In Re: MH2023-004502, No. 1 CA-MH 23-0085 (App. Div. I, October 31, 2024) (J.Jacobs) https://www.azcourts.gov/Portals/0/OpinionFiles/Div1/2024/No.%201%20CA-MH%2023-0085%20IN%20RE%20MH2023-004502.pdf
EXAMINATION OF MENTAL HEALTH PATIENT BY BEHAVIORAL HEALTH SOCIAL WORKER WHICH INCLUDED TREATMENT IS PRIVILEGED UNDER A.R.S. § 32-3283(A) & A.R.S. § 32-3283(A) AND CAN ONLY BE WAIVED BY PATIENT/SOCIAL WORKER EXAMINING PATIENT TO SUPPORT MENTAL HEALTH TREATMENT CANNOT ALSO SERVE AS AN “AQUAINTANCE” WITNESS
A.R., a mental health patient appeals an ordered to undergo mandatory mental health treatment by the Maricopa County Superior Court under A.R.S. § 36-539(B). The Arizona Court of Appeals vacated the superior court order.
M.G., a licensed master social worker was asked to examine A.R. based upon behavior suggesting a mental health problem. M.G. interviewed, observed, examined and assisted A.R. to “enhance or restore [his] ability to function.” At the outset M.G. told A.R. that “their consultation would not necessarily remain confidential, as it could give rise to a petition for court-ordered treatment, and that M.G. might appear in court to discuss it.”
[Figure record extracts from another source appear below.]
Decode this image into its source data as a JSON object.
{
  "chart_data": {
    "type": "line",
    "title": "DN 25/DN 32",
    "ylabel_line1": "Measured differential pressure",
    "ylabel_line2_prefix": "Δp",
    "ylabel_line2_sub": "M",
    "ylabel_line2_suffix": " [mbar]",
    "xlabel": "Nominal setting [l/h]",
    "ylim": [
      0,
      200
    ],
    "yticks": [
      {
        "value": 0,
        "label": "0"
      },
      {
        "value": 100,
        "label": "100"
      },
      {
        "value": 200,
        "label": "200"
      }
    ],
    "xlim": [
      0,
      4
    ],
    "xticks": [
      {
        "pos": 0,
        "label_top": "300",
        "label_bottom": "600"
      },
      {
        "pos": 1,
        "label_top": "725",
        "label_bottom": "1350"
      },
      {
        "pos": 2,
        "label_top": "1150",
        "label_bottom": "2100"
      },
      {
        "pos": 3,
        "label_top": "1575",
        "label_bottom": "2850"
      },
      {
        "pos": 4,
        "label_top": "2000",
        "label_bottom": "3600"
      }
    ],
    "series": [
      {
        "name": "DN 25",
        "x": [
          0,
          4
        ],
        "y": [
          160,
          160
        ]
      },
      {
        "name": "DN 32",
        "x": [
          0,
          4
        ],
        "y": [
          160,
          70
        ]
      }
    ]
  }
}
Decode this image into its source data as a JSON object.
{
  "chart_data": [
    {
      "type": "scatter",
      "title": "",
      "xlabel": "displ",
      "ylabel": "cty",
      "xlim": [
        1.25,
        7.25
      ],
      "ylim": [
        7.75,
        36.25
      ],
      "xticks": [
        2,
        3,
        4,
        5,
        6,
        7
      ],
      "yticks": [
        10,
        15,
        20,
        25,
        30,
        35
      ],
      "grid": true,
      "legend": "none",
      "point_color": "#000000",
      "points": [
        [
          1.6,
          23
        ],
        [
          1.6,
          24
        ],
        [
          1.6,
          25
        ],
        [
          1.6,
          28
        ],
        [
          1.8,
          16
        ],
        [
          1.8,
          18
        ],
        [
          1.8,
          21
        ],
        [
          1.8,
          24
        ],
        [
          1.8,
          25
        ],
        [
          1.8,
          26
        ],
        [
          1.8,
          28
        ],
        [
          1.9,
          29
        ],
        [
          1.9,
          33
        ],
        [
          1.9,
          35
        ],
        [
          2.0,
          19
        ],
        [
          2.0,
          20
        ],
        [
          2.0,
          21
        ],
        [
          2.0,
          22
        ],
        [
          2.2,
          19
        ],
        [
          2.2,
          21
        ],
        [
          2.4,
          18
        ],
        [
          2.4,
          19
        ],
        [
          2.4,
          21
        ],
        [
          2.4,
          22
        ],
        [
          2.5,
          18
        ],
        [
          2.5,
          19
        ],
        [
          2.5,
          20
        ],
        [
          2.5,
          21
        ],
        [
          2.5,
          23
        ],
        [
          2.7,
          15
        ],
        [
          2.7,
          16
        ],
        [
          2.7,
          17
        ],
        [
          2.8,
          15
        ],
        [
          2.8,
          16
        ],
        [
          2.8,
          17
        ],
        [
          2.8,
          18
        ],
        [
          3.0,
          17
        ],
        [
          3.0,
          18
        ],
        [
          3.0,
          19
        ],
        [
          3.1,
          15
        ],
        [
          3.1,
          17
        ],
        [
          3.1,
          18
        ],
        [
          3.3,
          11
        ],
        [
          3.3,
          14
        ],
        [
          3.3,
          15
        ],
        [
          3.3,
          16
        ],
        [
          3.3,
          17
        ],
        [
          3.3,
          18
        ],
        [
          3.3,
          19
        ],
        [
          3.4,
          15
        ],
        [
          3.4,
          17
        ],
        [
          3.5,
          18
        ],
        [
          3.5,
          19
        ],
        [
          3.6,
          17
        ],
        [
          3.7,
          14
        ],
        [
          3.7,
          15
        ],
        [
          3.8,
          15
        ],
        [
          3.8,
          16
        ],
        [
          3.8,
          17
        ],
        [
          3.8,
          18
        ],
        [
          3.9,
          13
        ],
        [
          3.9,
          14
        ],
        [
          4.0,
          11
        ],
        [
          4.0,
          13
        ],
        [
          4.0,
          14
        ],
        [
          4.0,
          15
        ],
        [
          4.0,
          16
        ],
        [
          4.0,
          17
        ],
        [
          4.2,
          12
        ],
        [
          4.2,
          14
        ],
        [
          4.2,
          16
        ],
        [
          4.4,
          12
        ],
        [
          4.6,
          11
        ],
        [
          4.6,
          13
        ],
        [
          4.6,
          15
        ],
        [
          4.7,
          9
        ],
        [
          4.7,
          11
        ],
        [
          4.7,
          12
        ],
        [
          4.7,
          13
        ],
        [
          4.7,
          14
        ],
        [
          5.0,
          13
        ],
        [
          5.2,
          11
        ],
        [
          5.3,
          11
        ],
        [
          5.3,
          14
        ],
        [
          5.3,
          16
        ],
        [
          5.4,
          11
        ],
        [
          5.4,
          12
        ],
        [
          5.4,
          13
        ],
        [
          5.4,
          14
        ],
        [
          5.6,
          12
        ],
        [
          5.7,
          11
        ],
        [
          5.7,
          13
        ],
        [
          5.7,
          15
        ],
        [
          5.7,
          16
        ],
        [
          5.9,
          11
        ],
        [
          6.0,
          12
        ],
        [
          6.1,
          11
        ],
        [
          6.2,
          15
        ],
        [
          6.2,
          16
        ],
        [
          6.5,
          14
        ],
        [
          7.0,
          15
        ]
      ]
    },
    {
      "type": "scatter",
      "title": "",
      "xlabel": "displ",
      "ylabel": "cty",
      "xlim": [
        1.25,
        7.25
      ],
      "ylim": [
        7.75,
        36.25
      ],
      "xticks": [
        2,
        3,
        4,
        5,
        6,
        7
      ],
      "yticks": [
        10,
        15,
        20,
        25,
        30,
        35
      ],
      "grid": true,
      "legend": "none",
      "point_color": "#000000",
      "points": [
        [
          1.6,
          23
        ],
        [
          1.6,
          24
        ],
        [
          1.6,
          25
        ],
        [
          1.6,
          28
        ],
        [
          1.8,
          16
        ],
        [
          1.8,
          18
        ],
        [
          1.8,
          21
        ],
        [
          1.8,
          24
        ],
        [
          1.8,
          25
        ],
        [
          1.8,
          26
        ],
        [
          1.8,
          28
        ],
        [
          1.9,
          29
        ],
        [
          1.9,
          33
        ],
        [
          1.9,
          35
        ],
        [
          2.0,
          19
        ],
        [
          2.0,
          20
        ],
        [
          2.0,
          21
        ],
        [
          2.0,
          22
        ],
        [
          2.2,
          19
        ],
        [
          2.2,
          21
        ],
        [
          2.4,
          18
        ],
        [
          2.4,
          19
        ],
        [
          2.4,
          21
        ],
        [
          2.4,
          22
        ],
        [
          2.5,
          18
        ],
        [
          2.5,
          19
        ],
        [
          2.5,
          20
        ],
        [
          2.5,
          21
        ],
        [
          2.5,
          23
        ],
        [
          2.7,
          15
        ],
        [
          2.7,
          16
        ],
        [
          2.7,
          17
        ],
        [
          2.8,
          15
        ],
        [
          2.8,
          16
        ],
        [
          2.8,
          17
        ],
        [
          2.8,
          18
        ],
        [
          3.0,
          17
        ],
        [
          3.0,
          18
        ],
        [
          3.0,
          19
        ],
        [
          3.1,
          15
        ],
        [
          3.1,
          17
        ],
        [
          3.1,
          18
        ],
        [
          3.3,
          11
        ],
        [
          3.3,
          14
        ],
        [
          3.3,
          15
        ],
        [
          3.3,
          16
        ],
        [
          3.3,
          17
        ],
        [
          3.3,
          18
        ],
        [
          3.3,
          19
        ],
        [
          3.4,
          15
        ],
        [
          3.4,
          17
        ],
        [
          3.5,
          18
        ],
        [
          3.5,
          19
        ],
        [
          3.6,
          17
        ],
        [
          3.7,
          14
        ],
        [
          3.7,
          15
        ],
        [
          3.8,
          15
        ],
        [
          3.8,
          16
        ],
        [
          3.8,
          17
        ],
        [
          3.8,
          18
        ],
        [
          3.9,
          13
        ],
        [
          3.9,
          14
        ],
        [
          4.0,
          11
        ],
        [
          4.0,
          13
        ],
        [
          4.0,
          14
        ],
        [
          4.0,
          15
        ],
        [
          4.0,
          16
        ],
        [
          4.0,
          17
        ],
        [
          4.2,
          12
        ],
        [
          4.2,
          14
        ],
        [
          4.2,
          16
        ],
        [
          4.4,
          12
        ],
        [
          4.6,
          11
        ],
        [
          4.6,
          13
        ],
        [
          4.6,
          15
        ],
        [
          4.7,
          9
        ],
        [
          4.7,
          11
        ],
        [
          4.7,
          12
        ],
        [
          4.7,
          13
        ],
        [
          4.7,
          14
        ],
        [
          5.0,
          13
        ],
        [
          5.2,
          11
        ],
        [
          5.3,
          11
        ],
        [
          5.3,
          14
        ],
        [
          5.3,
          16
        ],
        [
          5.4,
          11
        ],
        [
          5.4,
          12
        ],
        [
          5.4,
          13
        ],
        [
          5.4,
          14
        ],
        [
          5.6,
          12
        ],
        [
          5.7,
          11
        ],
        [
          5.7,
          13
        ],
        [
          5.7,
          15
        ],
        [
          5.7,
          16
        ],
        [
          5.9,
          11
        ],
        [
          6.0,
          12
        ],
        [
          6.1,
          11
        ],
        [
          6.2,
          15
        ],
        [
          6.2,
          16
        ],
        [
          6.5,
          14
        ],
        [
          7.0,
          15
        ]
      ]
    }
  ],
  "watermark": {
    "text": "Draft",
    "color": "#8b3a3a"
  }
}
The court of appeals noted application of the Behavioral Health Social Worker privilege raised in this case was an issue of first impression, and held:
Section 3283 bars licensees from divulging information
received from patients such as A.R. where the information is “received by
reason of the confidential nature of the behavioral health professional-client
relationship.” A.R.S. § 32-3283(A). To determine whether the information
M.G. testified to concerning A.R. was thus received, we look to the
definitions of closely related terms in A.R.S. § 32-3251.
These definitions leave no room for doubt that M.G., a
licensed social worker, stood in a confidential relationship with A.R. The
practice of behavioral health is confidential, because “client” in A.R.S. § 32-
3283(A) includes anyone receiving “behavioral health services.” A.R.S. §
32-3251(2), (9). And “the practice of behavioral health” means “the practice
of . . . social work.” A.R.S. § 32-3251(9). The “practice of social work”
includes the “application of social work theories, principles, methods, and
techniques to [a]ssist individuals . . . to . . . restore the ability to function
physically, socially, emotionally, mentally and economically.” A.R.S. §
32-3251(12)(b). It also includes “the application of social work theories,
principles, methods, and techniques to [t]reat mental, behavioral, and
emotional disorders.” A.R.S. § 32-3251(12)(a).
Because the statute provides that the Behavioral Health Professional privilege is “the same as between an attorney and a client,” (A.R.S. § 32-3283), the M.G.'s statement that the examination “might not be privileged or confidential” is of no consequence as only the patient can waive the privilege.
A second issue was whether M.G. could meet the “acquaintance witness” requirement of A.R.S. § 36-539(B) which had to be met to support the superior court's order. This statute requires that two people acquainted with the patient must testify in support of the order. The court of appeals found that “no person whose primary contact with the patient was to examine the patient during his or her commitment evaluation process may testify at the hearing as one of the required acquaintance witnesses.”